Он медленно подошел ко мне, и я
невольно поразился его лицу: оно было красивым, но в то же время в
нем было что-то жуткое, не похожее на лицо нормального человека:
так морда волка отличается от морды овчарки, и будь он
действительно волком, а я собакой, то мы переживали бы чувства
очень похожие на те, что испытывали друг к другу сейчас, будучи
человеками.
— Ну, — сказал он, глядя мне в глаза
холодно и не мигая.
Я молчал.
— Долго будем стоять?
Ровный, как будто даже ленивый
голос... Моя рука предательски полезла в карман. Я остановил ее
неимоверным усилием воли и перевел дыхание.
— Тебе не ясно? — он задрал голову, и
я отшатнулся.
— Ты чего дергаешься?
— Я не дёргаюсь, — возразил я, хотя
во мне все дергалось: и сердце, и ноги, и мысли.
— Артур!
Я обернулся. Молоденькая учительница
географии, держа двумя руками увесистую сумку, беспокойно
переводила взгляд с меня на небритую компанию.
— Ты что тут делаешь?
Какое милое, родное лицо!
— Ничего!
— Как же ничего...
— Да все нормально, Ирина Мифодиевна,
ничего не происходит. Разговариваем...
Я говорил как будто под диктовку
голубоглазого, а сам заклинал ее испуганными глазами: не верьте, не
верьте, неужели вы не видите, что я говорю неправду?!

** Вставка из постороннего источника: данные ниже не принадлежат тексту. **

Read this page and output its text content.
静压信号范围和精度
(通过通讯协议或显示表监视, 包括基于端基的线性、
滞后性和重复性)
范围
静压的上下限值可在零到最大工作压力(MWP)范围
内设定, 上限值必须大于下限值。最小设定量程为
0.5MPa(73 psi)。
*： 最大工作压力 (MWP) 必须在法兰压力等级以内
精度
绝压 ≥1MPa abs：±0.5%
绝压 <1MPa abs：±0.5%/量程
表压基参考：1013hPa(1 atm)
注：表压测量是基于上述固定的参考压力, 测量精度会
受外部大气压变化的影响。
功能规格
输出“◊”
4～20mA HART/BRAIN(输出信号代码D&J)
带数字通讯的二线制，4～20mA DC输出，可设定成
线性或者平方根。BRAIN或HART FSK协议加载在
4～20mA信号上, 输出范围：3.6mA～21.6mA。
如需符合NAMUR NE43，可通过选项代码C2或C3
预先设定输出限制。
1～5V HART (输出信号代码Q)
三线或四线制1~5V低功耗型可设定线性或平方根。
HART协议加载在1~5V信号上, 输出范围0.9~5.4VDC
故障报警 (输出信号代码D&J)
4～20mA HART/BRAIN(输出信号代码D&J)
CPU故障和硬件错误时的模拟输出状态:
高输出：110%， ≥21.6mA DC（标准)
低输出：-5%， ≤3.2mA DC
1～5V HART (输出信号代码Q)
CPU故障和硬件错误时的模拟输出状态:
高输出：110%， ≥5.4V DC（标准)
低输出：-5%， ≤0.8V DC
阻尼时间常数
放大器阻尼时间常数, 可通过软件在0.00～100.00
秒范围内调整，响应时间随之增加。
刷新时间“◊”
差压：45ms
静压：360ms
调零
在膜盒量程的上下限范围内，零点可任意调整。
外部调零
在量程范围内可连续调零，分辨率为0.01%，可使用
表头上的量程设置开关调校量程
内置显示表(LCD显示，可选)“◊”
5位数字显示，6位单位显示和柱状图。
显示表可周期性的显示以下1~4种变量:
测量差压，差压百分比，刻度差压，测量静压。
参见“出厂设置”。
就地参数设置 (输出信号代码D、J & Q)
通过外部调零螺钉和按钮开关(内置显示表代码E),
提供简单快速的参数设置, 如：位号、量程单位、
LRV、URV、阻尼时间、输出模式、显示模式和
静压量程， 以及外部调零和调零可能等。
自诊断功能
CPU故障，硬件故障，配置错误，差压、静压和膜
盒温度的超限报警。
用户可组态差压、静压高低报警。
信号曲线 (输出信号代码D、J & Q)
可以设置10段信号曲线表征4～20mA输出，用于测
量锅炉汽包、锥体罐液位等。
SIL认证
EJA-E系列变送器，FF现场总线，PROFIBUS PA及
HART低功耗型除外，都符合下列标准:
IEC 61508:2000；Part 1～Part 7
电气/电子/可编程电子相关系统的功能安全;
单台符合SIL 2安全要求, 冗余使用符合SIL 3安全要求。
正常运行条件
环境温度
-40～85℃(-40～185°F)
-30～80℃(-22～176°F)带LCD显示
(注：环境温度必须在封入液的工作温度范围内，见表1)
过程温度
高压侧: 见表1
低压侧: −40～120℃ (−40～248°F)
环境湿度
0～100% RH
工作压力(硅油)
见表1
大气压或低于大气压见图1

— Знакомого встретил. Нет, правда,
Ирина Мифодиевна, все в порядке.
Кажется, она поняла все, но она была
бессильна что-либо сделать. На мне уже стояла печать обреченности.
Обреченным никто не может помочь: я сам это замечал не раз.
Мифодиевна потопталась с минуту, тоскливо озираясь по сторонам,
потом сострадающе посмотрела на мое напряженное и неестественно
улыбающееся лицо, вздохнула и — ушла, виновато согнув плечи.
Я вновь стоял перед своим повелителем
один на один. Натянутая улыбка медленно стыла под его ледяным
взглядом. Почему я стою перед ним, Господи?
— Ну?
— Что?
— Мани. И живо, придурок.
В кармане лежал рубль. Всего лишь
один рубль, дарующий мне избавление от этих беспощадных голубых
глаз, которые уже выдавили из меня Артура и наполнили тело каким-то
слабым, дрожащим раствором. Какой-то маленький, скрюченный
человечек в центре мозга кричал умоляюще: отдай, отдай! Но,
видимо, это был все же не я, потому что я сказал хрипло:
— Нету!
И в то же время в моих глазах
вспыхнули огненные брызги, и я услышал какой-то неприятный и очень
знакомый смачный стук.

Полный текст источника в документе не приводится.